Mijn taak bepaalde zich niet enkel tot ‘omspellen’ en ‘aanpassen’ van het bestaande boek.
Woord- en zinsbehandeling werden herzien. De beschouwing der tijden en der modaliteit is geheel vernieuwd. Nieuwe begrippen als: begingedachte, begripsassociatie, eindgedachte, genus, isoglossen, klankassociatie, klankimpressie, letterwoorden, losse en vaste medeklinkers, subjectieve en objectieve modaliteit, onvoltooid en voltooid, volksetymologie, taboe, taalkringen, vaktaal, werden aan 't register toegevoegd.

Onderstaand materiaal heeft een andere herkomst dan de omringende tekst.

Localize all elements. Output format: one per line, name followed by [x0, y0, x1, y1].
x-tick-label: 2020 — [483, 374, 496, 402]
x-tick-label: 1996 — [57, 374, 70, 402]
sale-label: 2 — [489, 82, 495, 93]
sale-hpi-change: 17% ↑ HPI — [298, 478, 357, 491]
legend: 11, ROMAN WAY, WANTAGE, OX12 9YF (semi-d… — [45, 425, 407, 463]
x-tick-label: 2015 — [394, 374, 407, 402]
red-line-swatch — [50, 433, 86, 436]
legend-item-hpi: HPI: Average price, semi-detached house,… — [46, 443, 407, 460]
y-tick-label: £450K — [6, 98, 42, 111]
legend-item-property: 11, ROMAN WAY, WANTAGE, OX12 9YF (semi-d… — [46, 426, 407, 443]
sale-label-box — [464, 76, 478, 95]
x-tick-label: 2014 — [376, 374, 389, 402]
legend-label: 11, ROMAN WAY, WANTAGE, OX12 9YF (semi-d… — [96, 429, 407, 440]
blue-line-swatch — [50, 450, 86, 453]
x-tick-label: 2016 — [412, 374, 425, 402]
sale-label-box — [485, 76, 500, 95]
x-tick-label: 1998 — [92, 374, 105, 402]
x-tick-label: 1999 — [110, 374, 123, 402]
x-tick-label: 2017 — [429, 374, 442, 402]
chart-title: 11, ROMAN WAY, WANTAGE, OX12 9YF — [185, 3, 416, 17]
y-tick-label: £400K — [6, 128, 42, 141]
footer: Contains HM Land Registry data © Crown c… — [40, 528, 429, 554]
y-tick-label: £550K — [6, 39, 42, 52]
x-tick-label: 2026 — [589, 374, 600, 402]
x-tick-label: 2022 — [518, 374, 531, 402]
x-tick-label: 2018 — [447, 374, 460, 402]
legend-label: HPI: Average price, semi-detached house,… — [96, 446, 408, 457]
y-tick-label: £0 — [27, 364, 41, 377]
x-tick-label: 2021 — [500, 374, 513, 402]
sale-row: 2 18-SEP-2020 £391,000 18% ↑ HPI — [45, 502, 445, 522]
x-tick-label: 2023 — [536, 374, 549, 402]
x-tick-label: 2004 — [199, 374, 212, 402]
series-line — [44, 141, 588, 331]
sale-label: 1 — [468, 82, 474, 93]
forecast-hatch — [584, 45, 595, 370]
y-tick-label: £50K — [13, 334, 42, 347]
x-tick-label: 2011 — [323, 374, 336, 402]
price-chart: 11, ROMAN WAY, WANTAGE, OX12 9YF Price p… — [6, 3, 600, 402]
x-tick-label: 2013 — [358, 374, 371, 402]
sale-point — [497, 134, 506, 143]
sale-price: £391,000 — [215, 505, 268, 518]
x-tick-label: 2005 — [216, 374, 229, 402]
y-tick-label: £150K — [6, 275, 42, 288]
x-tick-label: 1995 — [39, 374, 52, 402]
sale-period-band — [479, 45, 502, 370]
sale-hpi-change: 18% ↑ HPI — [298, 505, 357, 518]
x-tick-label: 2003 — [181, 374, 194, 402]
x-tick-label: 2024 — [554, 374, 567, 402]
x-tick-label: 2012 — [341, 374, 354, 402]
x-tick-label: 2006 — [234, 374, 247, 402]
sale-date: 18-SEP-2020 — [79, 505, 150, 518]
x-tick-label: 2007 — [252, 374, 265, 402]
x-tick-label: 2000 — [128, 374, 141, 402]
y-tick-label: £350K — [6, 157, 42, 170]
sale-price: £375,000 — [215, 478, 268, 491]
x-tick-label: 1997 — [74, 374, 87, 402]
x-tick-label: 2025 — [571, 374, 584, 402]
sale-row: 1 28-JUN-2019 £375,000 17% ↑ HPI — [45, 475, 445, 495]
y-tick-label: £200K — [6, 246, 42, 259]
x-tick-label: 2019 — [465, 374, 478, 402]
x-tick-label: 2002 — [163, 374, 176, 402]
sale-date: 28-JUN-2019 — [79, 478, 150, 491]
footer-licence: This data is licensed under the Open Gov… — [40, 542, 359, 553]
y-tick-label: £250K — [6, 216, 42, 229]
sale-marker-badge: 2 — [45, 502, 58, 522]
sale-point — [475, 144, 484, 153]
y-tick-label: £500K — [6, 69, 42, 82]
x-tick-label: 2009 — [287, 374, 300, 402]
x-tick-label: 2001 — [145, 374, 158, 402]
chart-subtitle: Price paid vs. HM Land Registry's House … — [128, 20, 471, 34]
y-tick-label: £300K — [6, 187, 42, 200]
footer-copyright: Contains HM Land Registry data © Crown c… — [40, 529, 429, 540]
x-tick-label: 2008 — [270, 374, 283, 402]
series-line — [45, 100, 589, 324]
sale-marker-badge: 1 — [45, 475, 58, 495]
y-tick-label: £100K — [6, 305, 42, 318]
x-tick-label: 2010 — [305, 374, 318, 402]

Een schoolgrammatica is voor de leerlingen. Diepgaande filosofische en psychologische beschouwingen over woordcategorieën, tijden, aspecten, e.t.q. zijn er niet op hun plaats. Dat betekent helemaal niet, dat de schrijver ‘transigeert met zijn wetenschappelijk geweten.’ De basis van het boek moet wetenschappelijk zijn. En de leraar, die het boek gebruikt, moet meer weten dan de leerling. Het weten van den docent is de grondslag, waarop het ammatica-onderwijs opgebouwd wordt.